Avec trois sites technologiques dangereux et une exposition aux séismes (faible à moyenne) au regard de la réglementation française, l’agglomération mulhousienne offre un cas d’école pour poser les jalons d’une approche multirisque de la protection du patrimoine bâti. Auteur d’une thèse de doctorat en géographie et sciences de la terre et de l’univers soutenue à la fin 2006 à l’université Louis-Pasteur de Strasbourg, Elise Beck s’en est saisi (1).

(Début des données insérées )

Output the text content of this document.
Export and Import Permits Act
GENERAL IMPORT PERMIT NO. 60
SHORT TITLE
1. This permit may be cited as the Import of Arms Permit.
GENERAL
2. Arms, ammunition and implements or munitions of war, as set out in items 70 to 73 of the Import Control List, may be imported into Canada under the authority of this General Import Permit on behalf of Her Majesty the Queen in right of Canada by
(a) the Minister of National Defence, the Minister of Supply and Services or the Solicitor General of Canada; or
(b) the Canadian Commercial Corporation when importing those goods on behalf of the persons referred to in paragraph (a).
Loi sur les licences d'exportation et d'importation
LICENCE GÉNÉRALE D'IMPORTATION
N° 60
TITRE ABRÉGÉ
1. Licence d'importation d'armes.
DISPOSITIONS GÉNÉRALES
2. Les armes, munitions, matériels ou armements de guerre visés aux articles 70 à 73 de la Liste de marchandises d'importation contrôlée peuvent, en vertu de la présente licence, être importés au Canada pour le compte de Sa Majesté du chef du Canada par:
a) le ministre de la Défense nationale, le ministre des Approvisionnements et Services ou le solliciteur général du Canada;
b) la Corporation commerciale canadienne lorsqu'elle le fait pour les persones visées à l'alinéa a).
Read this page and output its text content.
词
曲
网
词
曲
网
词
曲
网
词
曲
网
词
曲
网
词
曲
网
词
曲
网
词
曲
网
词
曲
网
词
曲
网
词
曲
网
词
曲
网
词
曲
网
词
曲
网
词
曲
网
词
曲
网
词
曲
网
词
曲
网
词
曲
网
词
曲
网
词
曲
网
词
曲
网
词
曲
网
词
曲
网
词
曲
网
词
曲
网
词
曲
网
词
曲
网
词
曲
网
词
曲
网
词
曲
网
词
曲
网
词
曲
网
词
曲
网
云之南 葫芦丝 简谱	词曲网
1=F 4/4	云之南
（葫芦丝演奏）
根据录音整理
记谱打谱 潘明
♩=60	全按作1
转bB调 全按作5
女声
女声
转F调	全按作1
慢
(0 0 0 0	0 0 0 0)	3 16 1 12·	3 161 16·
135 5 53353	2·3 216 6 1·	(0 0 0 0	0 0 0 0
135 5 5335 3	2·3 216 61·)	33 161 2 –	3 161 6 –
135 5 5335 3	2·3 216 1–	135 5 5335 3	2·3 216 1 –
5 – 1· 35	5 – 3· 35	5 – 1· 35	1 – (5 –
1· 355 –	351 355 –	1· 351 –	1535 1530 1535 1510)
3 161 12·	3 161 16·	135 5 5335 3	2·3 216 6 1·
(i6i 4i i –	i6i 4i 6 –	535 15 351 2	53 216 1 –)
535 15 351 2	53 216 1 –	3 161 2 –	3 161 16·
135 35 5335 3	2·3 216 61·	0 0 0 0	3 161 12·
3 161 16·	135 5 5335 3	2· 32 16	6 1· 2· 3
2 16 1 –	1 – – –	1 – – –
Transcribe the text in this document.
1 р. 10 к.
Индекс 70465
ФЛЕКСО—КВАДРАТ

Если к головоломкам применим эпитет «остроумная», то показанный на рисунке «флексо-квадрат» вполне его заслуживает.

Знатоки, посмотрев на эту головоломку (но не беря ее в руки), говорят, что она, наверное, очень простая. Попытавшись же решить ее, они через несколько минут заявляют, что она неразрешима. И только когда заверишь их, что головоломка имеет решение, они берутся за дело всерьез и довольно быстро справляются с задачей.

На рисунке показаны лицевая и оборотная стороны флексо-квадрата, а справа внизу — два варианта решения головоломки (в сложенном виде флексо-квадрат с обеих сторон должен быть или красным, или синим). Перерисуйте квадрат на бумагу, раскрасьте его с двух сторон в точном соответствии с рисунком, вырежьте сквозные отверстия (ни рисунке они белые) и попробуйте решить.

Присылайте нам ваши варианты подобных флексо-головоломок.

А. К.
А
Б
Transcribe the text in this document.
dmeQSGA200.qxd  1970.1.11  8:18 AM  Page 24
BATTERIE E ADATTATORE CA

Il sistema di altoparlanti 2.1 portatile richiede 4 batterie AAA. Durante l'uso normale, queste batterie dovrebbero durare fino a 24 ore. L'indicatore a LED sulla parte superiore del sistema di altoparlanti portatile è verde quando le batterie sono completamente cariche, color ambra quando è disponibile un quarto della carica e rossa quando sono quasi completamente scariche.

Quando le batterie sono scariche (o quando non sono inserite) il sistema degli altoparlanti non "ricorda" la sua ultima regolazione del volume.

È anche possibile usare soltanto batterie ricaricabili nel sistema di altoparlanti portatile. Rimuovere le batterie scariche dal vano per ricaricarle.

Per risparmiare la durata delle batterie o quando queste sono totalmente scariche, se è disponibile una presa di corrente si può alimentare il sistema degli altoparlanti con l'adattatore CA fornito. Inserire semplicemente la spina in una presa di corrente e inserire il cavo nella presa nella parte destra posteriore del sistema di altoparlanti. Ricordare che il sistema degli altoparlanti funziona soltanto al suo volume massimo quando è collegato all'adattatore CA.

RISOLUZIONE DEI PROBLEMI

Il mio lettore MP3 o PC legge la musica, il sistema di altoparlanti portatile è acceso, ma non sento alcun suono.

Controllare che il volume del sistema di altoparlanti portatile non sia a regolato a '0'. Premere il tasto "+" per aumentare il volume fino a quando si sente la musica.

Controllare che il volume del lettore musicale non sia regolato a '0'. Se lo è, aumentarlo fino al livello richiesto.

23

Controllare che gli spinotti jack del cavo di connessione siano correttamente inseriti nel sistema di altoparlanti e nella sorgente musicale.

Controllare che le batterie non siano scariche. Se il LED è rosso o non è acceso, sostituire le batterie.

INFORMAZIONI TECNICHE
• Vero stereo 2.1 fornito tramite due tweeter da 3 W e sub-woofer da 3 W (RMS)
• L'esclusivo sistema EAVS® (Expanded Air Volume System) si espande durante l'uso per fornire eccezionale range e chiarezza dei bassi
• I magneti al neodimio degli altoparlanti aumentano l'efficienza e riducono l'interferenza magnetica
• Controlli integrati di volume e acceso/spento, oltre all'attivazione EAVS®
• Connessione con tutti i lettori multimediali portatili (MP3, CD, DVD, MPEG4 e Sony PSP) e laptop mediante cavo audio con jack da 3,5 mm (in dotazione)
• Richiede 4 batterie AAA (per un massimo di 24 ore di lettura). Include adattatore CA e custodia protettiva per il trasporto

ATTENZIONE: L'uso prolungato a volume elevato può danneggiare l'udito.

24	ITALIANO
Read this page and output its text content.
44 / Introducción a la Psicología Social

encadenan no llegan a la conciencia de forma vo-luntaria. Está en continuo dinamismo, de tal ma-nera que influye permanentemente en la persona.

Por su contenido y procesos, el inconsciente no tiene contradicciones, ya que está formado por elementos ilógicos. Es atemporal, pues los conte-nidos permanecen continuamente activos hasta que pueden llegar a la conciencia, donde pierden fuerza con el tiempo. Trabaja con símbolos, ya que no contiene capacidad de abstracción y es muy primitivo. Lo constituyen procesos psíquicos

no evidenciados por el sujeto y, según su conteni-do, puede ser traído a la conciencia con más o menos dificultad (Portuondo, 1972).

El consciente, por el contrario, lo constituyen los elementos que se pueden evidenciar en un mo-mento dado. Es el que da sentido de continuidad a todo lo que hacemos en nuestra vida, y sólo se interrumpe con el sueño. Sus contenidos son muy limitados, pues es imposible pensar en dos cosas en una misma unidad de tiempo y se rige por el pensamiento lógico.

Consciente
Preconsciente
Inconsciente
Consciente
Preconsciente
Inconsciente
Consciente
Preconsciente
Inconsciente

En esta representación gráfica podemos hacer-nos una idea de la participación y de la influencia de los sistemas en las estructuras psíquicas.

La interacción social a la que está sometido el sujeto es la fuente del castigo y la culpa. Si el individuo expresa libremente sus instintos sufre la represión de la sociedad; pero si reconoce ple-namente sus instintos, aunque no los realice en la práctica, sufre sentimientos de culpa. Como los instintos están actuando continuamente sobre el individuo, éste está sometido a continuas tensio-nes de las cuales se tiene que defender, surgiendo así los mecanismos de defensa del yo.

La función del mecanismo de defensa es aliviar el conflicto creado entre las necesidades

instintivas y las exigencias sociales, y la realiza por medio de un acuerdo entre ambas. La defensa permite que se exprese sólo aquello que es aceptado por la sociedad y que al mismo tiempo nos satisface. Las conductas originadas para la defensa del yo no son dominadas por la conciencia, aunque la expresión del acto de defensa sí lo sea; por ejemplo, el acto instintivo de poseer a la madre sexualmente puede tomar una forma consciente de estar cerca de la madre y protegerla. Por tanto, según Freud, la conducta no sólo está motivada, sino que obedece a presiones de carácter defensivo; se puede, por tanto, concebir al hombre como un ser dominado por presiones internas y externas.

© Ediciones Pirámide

Son étude croisée des risques sismique et technologique pose les fondations d’un système d’information géographique présenté comme un outil d’aide à la décision proposé aux urbanistes et aux aménageurs. Ce travail contribue à une évolution résumée par le codirecteur de sa thèse et physicien du globe Michel Granet : « Aujourd’hui monorisques dans plupart des cas, les plans de prévention vont évoluer : l’approche multirisque va devenir la règle. »
Un travail de fourmi. Le travail de fourmi réalisé par Elise Beck démontre l’ampleur de la tâche. Pour mesurer l’effet de site, qui amplifie ou atténue les dégâts d’un séisme en fonction de la nature du sol, une campagne de mesures combinant deux méthodes sur 565 points a permis de délimiter quatre zones, numérotées de 1 à 4 selon l’importance de l’amplification. Ce travail a précédé la simulation des effets prévisibles d’un séisme comparable à celui qui a ravagé Bâle le 18 octobre 1356, un des plus importants du dernier millénaire en Europe de l’Ouest. Elise Beck caractérise ces effets en fonction de la densité démographique, de la hauteur des bâtiments et de leur rôle dans la gestion d’une crise, mettant en évidence la vulnérabilité des deux hôpitaux mulhousiens : ces établissements se situent en zone 3 du point de vue de l’effet de site, et des ponts les séparent de la plus grande partie des habitants.
Les sites technologiques dangereux se trouvent également en zone 3 d’amplification du risque sismique : une situation particulièrement préoccupante pour Rhodia, où seul un bâtiment sur trois respecte les normes parasismiques. A côté de cette usine, la gare de triage de Dornach inspire d’autres inquiétudes liées à sa fonction dans le transport de matières dangereuses : « En cas d’accident impliquant un wagon de chlore, la caserne de pompiers, la mairie et de nombreux établissements recevant du public se trouveraient dans la zone de diffusion des effets toxiques, ce qui risquerait de générer des dysfonctionnements dans la gestion de la crise », souligne la géographe. Ce constat pose un défi aux bâtisseurs : comment protéger les bâtiments contre le risque toxique ?
Consciente de l’immense champ d’investigation ouvert par sa thèse, Elise Beck propose deux pistes susceptibles de compléter son travail : l’analyse d’autres risques susceptibles d’interagir entre eux dans la même agglomération – inondations, transport de matières dangereuses, ruptures de barrage – et la transposition de sa méthode dans d’autres sites urbains combinant des risques naturels et technologiques.